12 Ways To Build A High Performance Culture

The company culture depends heavily on the leader’s personality, character and vision…

The culture of the company affects every level of the company and determines:

  • How you act and operate.
  • How decisions are made.
  • How you treat your customers, employees.
  • How your employees treat each other.
  • How you handle failures and celebrate successes.
  • The acceptable code of conduct.
  • Why certain things are required.

A highly performing company culture increases engagement, retains good employees, satisfies their customers and has better results than any other company.

That is why leaders have to hold themselves to very high standards and realize how much their behavior impacts their workplace.

Wondering how to create a high performance culture?

12 Ways To Build A High Performance Culture #culture #performance #leadership

1. Assess the current state of your company

Leaders have to purposefully create and maintain a healthy workplace culture.

However, they must first be a living model for the culture that they want.

Leaders must take a good look at themselves when assessing the state of the culture: if the culture is unhealthy, then the leadership is unhealthy.

2. Define your why

Leaders must clearly define their purpose, personal mission statement and the vision for your company.

Building a high performance culture is subjective to the leader.

It is important for leaders to have an initial idea of who they are, what they want and where they are going before they start hiring.

3. Define your core values

Core values are fundamentals beliefs, a set of principles that leaders follow and that guide then through life.

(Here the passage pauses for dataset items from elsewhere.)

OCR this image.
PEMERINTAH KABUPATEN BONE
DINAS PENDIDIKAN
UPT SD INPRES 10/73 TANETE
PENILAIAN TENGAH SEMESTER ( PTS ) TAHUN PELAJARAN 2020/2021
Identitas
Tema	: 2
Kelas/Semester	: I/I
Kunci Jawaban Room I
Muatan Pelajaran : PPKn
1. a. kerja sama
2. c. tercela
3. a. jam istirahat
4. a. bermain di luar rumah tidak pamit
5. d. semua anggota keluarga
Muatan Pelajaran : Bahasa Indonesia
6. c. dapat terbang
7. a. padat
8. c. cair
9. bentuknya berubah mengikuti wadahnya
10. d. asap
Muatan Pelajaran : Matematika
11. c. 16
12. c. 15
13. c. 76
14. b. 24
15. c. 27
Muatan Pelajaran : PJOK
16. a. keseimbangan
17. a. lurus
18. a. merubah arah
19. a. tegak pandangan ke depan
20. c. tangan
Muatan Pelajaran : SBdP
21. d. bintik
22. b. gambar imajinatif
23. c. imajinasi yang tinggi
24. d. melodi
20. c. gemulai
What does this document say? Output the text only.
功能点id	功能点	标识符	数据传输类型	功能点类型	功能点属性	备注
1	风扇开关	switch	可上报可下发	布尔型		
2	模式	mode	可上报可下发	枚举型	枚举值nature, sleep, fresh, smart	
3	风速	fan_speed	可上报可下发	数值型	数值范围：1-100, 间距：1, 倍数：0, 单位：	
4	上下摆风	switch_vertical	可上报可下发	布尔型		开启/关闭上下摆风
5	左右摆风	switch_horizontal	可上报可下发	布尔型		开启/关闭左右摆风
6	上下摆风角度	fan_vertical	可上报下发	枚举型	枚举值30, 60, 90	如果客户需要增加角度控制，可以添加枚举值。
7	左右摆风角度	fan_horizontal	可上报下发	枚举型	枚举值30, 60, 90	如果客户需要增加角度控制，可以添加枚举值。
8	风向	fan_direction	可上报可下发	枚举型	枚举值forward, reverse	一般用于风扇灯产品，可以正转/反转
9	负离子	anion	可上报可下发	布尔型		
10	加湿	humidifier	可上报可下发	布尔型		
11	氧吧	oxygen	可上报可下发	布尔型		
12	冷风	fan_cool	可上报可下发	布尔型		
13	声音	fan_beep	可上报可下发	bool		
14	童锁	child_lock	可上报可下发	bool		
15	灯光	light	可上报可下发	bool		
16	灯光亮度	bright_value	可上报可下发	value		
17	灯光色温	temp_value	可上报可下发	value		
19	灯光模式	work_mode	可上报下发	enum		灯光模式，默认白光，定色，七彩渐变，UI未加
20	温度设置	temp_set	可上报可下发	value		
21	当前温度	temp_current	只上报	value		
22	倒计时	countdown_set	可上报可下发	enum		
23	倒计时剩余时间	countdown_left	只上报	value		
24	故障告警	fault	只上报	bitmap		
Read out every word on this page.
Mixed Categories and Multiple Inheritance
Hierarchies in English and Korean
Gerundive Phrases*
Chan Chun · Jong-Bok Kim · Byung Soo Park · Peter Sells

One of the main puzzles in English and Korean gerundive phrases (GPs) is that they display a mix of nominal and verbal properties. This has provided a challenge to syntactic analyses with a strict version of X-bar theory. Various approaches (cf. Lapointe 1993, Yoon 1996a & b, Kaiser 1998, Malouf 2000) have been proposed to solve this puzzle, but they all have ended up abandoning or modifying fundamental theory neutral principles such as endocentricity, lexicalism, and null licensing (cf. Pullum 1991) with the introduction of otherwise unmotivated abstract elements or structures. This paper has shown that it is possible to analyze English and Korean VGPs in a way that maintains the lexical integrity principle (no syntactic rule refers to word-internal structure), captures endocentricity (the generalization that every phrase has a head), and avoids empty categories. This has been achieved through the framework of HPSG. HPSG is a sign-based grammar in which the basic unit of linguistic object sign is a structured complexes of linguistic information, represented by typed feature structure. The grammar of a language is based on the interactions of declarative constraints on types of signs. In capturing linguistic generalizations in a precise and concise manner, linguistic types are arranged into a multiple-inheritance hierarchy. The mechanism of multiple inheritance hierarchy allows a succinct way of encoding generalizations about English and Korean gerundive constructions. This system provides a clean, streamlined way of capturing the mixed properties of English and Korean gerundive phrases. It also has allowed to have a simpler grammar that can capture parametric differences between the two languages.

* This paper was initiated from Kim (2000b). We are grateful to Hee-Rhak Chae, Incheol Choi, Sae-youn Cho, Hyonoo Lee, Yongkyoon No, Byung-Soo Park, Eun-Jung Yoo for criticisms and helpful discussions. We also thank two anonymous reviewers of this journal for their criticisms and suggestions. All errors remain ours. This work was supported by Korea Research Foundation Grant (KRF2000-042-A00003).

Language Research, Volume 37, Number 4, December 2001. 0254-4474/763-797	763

For example, a company can be based on the core value of radical honesty. In such culture, employees don’t sugarcoat anything, are able to tell the truth no matter the circumstances.

4. Define your version of success

It is important for leaders to define the short term and long term goals, to give their employees a definition of success so they know what to aim for in the long run.

For example, success can be meeting deadlines and hitting results.

Success can also be defined on different levels of technical competencies or on leadership abilities.

Leaders must be realistic about their goals and set clear expectations for employees. Setting unreachable goals will only demoralize your team.

5. Apply the Golden Rule

The Golden Rule is the principle of treating people the same way you want to be treated.

Because leaders are role models, they have to become culturally sensitive and inclusive.

6. Empower your employees

There are several ways that leaders can empower their teams within the company. They can:

  1. Play to employees strengths and place them in the right roles. Help employees gain awareness and achieve their highest potential.
  2. Acknowledge hard and good quality work.
  3. Allow employees make mistakes.
  4. Trust in employees decisions making skills. Employees will then feel confident about their abilities and stay engaged.
  5. Encourage training. Employees perform better when they are confident about their abilities.

7. Give your employees a sense of ownership

Employees take more pride and respect more what they do when they have ownership over their work.

Giving a sense of ownership will help you develop great leaders who will in turn inspire and motivate.

8. Promote innovation and change

Innovation is necessary for the survival of each and every company in today’s economy.

When leaders promote innovation and change, people will be more likely to grow, to adapt, ask questions, to try new things and adopt a change mindset.

9. Value transparency

Leaders must encourage a transparent and open culture where information flows freely.

For instance, letting your employees know how well your company is doing will improve trust.

Of course, there will be gossip around the health of the company but overall employees will believe that you have their best interest at heart.

10. Practice collaboration

Leaders promote and encourage autonomy and collaboration within their team.

They allow their teams to have fun at work.

They have broken down traditional workplace structure, simplified workplace processes and looked after their employees well-being.

11. Appraise customer satisfaction

High performance cultures are hard to come by.

Leaders continuously conduct customer satisfaction assessments because these assessments give a direct indication of team performance and the health of the company.

12. Monitor your culture

There will always be things to improve in a company but it important to strive for more.

It is up to leaders to:

  • Nurture, develop and sustain the culture.
  • Deliver a set of tools to drive performance.
  • Show that the health of the company matters.
  • Give regular updates on how employees are doing in regards to their individual and collective goals.

Last Words Of Advice!

Most leaders, when trying to improve their cultures, focus on metrics and not on the people.

If your culture is not where you want it to be, remember that:

  • One bad apple can spoil the whole bunch.
  • You need to focus on the positives.
  • You just need to take on step at a time. For example, start by sharing your goals or by being transparent about the current status of the company.
  • If you don’t think you can practice of implement the culture that you want, find a manager or a human resources person who has the skills that you are missing.

Hope that I’ve helped you get it together on your way to leadership!